Cleans raw LLM output into a parseable JSON string: strips markdown code fences and trims. extract_balanced/1 is the prose-extraction fallback (implemented in the hardening phase).

Summary

Functions

Strip code fences and trim. Non-binary content passes through unchanged.

Locate the first balanced JSON object/array within surrounding prose.

Like extract_balanced/1 but begins scanning at byte offset from and also returns the byte offset where the located region started. Lets a caller iterate over successive balanced regions — retry the next one when a region fails to decode — by passing start + 1 as the next from.

Functions

clean(content)

Strip code fences and trim. Non-binary content passes through unchanged.

extract_balanced(content)

@spec extract_balanced(binary()) :: {:ok, binary()} | :error

Locate the first balanced JSON object/array within surrounding prose.
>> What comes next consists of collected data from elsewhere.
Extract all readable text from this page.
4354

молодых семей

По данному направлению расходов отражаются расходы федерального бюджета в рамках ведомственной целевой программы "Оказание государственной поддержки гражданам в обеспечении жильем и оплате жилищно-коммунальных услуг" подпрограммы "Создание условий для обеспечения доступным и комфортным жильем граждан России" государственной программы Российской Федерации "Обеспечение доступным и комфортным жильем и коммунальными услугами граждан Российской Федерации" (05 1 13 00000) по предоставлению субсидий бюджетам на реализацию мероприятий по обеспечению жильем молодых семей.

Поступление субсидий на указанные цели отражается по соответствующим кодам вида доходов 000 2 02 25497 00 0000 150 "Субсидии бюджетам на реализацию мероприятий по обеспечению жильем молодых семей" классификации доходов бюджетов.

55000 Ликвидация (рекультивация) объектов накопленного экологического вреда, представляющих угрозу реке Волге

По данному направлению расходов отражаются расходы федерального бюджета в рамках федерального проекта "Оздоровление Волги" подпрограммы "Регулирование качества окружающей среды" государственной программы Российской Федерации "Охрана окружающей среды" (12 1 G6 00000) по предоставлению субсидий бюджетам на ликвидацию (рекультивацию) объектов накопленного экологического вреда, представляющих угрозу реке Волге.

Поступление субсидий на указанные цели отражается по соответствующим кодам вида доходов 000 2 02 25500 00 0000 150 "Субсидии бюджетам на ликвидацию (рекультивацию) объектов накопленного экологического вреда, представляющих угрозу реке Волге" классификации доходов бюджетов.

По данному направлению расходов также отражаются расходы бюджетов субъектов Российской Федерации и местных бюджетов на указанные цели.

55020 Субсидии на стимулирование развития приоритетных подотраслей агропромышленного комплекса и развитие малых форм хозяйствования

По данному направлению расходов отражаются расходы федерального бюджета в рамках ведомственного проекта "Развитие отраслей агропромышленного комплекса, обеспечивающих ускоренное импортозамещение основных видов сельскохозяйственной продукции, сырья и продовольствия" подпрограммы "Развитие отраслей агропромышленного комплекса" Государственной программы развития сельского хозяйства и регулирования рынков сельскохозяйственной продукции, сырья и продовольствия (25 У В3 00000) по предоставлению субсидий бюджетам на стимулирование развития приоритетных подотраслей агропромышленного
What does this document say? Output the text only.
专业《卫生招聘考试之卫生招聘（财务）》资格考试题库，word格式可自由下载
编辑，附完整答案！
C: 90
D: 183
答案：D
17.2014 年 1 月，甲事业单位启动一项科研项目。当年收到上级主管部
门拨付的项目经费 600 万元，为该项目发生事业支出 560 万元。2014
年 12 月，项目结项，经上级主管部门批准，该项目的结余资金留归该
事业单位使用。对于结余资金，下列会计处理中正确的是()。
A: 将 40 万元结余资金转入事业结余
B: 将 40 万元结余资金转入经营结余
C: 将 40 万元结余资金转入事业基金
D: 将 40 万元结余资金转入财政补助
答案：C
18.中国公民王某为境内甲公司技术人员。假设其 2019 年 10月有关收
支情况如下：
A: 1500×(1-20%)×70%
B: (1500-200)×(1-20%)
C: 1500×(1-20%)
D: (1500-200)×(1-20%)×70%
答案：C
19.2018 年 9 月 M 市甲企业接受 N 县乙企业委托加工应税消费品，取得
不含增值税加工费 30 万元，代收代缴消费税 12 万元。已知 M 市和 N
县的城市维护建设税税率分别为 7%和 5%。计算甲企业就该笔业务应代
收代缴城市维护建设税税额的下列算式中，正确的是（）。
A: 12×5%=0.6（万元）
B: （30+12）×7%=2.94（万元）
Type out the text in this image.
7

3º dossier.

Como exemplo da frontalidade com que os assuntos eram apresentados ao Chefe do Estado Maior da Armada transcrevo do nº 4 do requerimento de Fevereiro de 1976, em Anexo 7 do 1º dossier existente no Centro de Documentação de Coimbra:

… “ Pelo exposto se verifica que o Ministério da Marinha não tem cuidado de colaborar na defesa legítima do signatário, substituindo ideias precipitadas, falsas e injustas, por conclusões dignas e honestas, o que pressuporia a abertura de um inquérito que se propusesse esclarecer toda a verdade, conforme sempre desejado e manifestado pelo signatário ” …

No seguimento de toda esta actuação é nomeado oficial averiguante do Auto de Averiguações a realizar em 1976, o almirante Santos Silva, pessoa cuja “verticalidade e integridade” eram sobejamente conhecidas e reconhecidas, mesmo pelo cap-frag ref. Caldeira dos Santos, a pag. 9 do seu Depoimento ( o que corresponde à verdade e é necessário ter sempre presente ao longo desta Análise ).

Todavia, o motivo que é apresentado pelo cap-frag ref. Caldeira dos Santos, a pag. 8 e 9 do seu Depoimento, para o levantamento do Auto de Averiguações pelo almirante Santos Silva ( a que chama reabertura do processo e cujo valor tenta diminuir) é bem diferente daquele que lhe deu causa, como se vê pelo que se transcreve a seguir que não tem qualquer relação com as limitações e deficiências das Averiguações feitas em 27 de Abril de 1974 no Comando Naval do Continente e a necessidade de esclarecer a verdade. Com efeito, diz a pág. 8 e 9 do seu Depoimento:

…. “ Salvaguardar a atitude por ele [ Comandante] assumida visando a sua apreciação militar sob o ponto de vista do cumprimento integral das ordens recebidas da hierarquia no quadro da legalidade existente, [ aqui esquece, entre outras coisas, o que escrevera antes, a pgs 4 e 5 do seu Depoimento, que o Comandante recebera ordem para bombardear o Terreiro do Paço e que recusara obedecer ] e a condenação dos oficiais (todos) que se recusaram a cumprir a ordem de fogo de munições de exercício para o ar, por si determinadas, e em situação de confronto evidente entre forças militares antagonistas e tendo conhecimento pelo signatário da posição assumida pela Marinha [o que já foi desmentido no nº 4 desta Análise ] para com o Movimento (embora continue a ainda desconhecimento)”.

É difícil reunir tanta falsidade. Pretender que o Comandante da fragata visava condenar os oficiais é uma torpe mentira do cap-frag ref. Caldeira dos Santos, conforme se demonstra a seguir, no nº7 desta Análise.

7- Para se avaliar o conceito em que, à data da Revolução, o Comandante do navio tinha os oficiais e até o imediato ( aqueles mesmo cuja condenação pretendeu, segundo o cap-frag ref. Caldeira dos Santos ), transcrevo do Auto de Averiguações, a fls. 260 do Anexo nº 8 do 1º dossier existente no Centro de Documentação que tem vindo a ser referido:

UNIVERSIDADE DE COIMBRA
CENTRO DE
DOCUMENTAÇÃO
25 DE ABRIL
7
extract_balanced(content, from)

@spec extract_balanced(binary(), non_neg_integer()) ::
  {:ok, binary(), non_neg_integer()} | :error

Like extract_balanced/1 but begins scanning at byte offset from and also returns the byte offset where the located region started. Lets a caller iterate over successive balanced regions — retry the next one when a region fails to decode — by passing start + 1 as the next from.